Dubbed Dojo, the supercomputer was announced by Andrej Karpathy, the company’s head of AI, at the 2021 Conference on Computer Vision and Pattern Recognition, years after Tesla CEO Elon Musk first teased its existence.
Dojo features 10 petabytes of “hot tier” NVME storage and moves data at 1.6 terabytes per second, Karpathy told attendees.
It boasts 1.8 exaFLOPS of processing performance, which Karpathy said would make it the fifth most powerful supercomputer in the world; he later admitted to TechCrunch that the system hasn’t been benchmarked yet.
The specs detailed in the presentation show:
720 compute nodes with 8x Nvidia A100 80GB each (5,760 GPUs total)
1.8 exaFLOPS of [theoretical] performance (720 nodes x 312 TFLOPS-FP16-A100 x 8 GPU/nodes)
10 PB of “hot tier” NVME storage @ 1.6 TBps
640 Tbps of total switching capacity
Enter the Dojo
The Dojo is still in development, with Karpathy showing off a prototype version.
The supercomputer was first mentioned by Musk at Tesla’s Autonomy Day in 2019, with the billionaire suggesting last September that Tesla would eventually make its supercomputers available to other companies to train their neural nets.

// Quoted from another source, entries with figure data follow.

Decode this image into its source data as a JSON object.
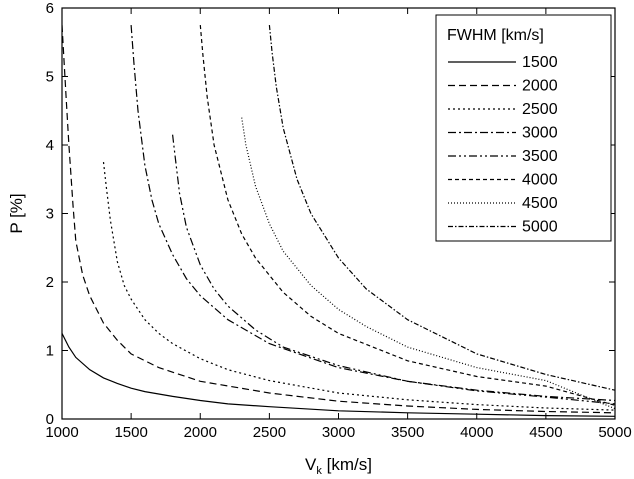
{
  "chart_data": {
    "type": "line",
    "title": "",
    "xlabel": "V",
    "xlabel_sub": "k",
    "xlabel_unit": " [km/s]",
    "ylabel": "P [%]",
    "xlim": [
      1000,
      5000
    ],
    "ylim": [
      0,
      6
    ],
    "x_ticks": [
      1000,
      1500,
      2000,
      2500,
      3000,
      3500,
      4000,
      4500,
      5000
    ],
    "y_ticks": [
      0,
      1,
      2,
      3,
      4,
      5,
      6
    ],
    "grid": false,
    "legend": {
      "title": "FWHM [km/s]",
      "position": "top-right"
    },
    "series": [
      {
        "name": "1500",
        "style": "solid",
        "points": [
          [
            1000,
            1.25
          ],
          [
            1050,
            1.05
          ],
          [
            1100,
            0.9
          ],
          [
            1200,
            0.72
          ],
          [
            1300,
            0.6
          ],
          [
            1400,
            0.52
          ],
          [
            1500,
            0.45
          ],
          [
            1600,
            0.4
          ],
          [
            1800,
            0.33
          ],
          [
            2000,
            0.27
          ],
          [
            2200,
            0.22
          ],
          [
            2500,
            0.18
          ],
          [
            3000,
            0.12
          ],
          [
            3500,
            0.09
          ],
          [
            4000,
            0.07
          ],
          [
            4500,
            0.05
          ],
          [
            5000,
            0.04
          ]
        ]
      },
      {
        "name": "2000",
        "style": "dashed",
        "points": [
          [
            1000,
            5.75
          ],
          [
            1030,
            4.7
          ],
          [
            1050,
            4.0
          ],
          [
            1080,
            3.1
          ],
          [
            1100,
            2.6
          ],
          [
            1150,
            2.1
          ],
          [
            1200,
            1.8
          ],
          [
            1300,
            1.4
          ],
          [
            1400,
            1.15
          ],
          [
            1500,
            0.95
          ],
          [
            1700,
            0.75
          ],
          [
            2000,
            0.55
          ],
          [
            2500,
            0.38
          ],
          [
            3000,
            0.26
          ],
          [
            3500,
            0.19
          ],
          [
            4000,
            0.14
          ],
          [
            4500,
            0.11
          ],
          [
            5000,
            0.09
          ]
        ]
      },
      {
        "name": "2500",
        "style": "dotted",
        "points": [
          [
            1300,
            3.75
          ],
          [
            1320,
            3.4
          ],
          [
            1350,
            2.9
          ],
          [
            1400,
            2.3
          ],
          [
            1450,
            1.95
          ],
          [
            1500,
            1.75
          ],
          [
            1600,
            1.45
          ],
          [
            1700,
            1.25
          ],
          [
            1800,
            1.1
          ],
          [
            2000,
            0.88
          ],
          [
            2200,
            0.72
          ],
          [
            2500,
            0.56
          ],
          [
            3000,
            0.38
          ],
          [
            3500,
            0.28
          ],
          [
            4000,
            0.21
          ],
          [
            4500,
            0.16
          ],
          [
            5000,
            0.13
          ]
        ]
      },
      {
        "name": "3000",
        "style": "dashdot",
        "points": [
          [
            1500,
            5.75
          ],
          [
            1520,
            5.2
          ],
          [
            1550,
            4.5
          ],
          [
            1600,
            3.7
          ],
          [
            1650,
            3.2
          ],
          [
            1700,
            2.85
          ],
          [
            1800,
            2.4
          ],
          [
            1900,
            2.05
          ],
          [
            2000,
            1.8
          ],
          [
            2200,
            1.45
          ],
          [
            2500,
            1.1
          ],
          [
            3000,
            0.75
          ],
          [
            3500,
            0.55
          ],
          [
            4000,
            0.42
          ],
          [
            4500,
            0.33
          ],
          [
            5000,
            0.27
          ]
        ]
      },
      {
        "name": "3500",
        "style": "dashdotdot",
        "points": [
          [
            1800,
            4.15
          ],
          [
            1820,
            3.8
          ],
          [
            1850,
            3.3
          ],
          [
            1900,
            2.8
          ],
          [
            2000,
            2.25
          ],
          [
            2100,
            1.9
          ],
          [
            2200,
            1.65
          ],
          [
            2400,
            1.3
          ],
          [
            2600,
            1.05
          ],
          [
            3000,
            0.78
          ],
          [
            3500,
            0.55
          ],
          [
            4000,
            0.41
          ],
          [
            4500,
            0.32
          ],
          [
            5000,
            0.22
          ]
        ]
      },
      {
        "name": "4000",
        "style": "shortdash",
        "points": [
          [
            2000,
            5.75
          ],
          [
            2020,
            5.3
          ],
          [
            2050,
            4.7
          ],
          [
            2100,
            4.0
          ],
          [
            2200,
            3.2
          ],
          [
            2300,
            2.7
          ],
          [
            2400,
            2.35
          ],
          [
            2600,
            1.85
          ],
          [
            2800,
            1.5
          ],
          [
            3000,
            1.25
          ],
          [
            3500,
            0.85
          ],
          [
            4000,
            0.62
          ],
          [
            4500,
            0.48
          ],
          [
            5000,
            0.2
          ]
        ]
      },
      {
        "name": "4500",
        "style": "finedot",
        "points": [
          [
            2300,
            4.4
          ],
          [
            2330,
            4.0
          ],
          [
            2400,
            3.4
          ],
          [
            2500,
            2.85
          ],
          [
            2600,
            2.45
          ],
          [
            2800,
            1.95
          ],
          [
            3000,
            1.6
          ],
          [
            3200,
            1.35
          ],
          [
            3500,
            1.05
          ],
          [
            4000,
            0.75
          ],
          [
            4500,
            0.56
          ],
          [
            5000,
            0.15
          ]
        ]
      },
      {
        "name": "5000",
        "style": "dashdotdense",
        "points": [
          [
            2500,
            5.75
          ],
          [
            2520,
            5.35
          ],
          [
            2550,
            4.85
          ],
          [
            2600,
            4.25
          ],
          [
            2700,
            3.5
          ],
          [
            2800,
            3.0
          ],
          [
            3000,
            2.35
          ],
          [
            3200,
            1.9
          ],
          [
            3500,
            1.45
          ],
          [
            4000,
            0.95
          ],
          [
            4500,
            0.65
          ],
          [
            5000,
            0.42
          ]
        ]
      }
    ]
  }
}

Musk has been a vocal advocate for using a vision-only approach in autonomous vehicles, believing that cameras are faster than lidar or radar. Newly built North American Model Y and Model 3 vehicles that arrived last month featured no radar – instead, using cameras and machine learning as part of their autopilot and advanced driver assistance systems.
Tesla’s self-driving system is capable of collating video from eight cameras that surround the vehicle at 36 frames per second, providing information on the car’s surroundings.
It was designed to handle traffic warnings, pedal misapplications, and pedestrian detection, and has worked well in what Karpathy described as sparsely populated areas — welcome news to some, after growing distrust of autonomous vehicles following several well-publicized crashes involving Tesla cars. The company has pushed back against those fears, firmly arguing that drivers were to blame for any accidents.
“We have a neural net architecture network and we have a data set, a 1.5 petabyte data set that requires a huge amount of computing. I wanted to give a plug to this insane supercomputer that we are building and using now,” Karpathy said.
“For us, computer vision is the bread and butter of what we do and what enables Autopilot. And for that to work well, we need to master the data from the fleet, and train massive neural nets and experiment a lot. We invested a lot into the compute. In this case, we have a cluster that we built with 720 nodes of 8x A100 of the 80GB version. This is a massive supercomputer.”
Karpathy urged CVPR'21 attendees interested in working on its supercomputing team to get in touch, echoing a call to arms that Musk issued last August.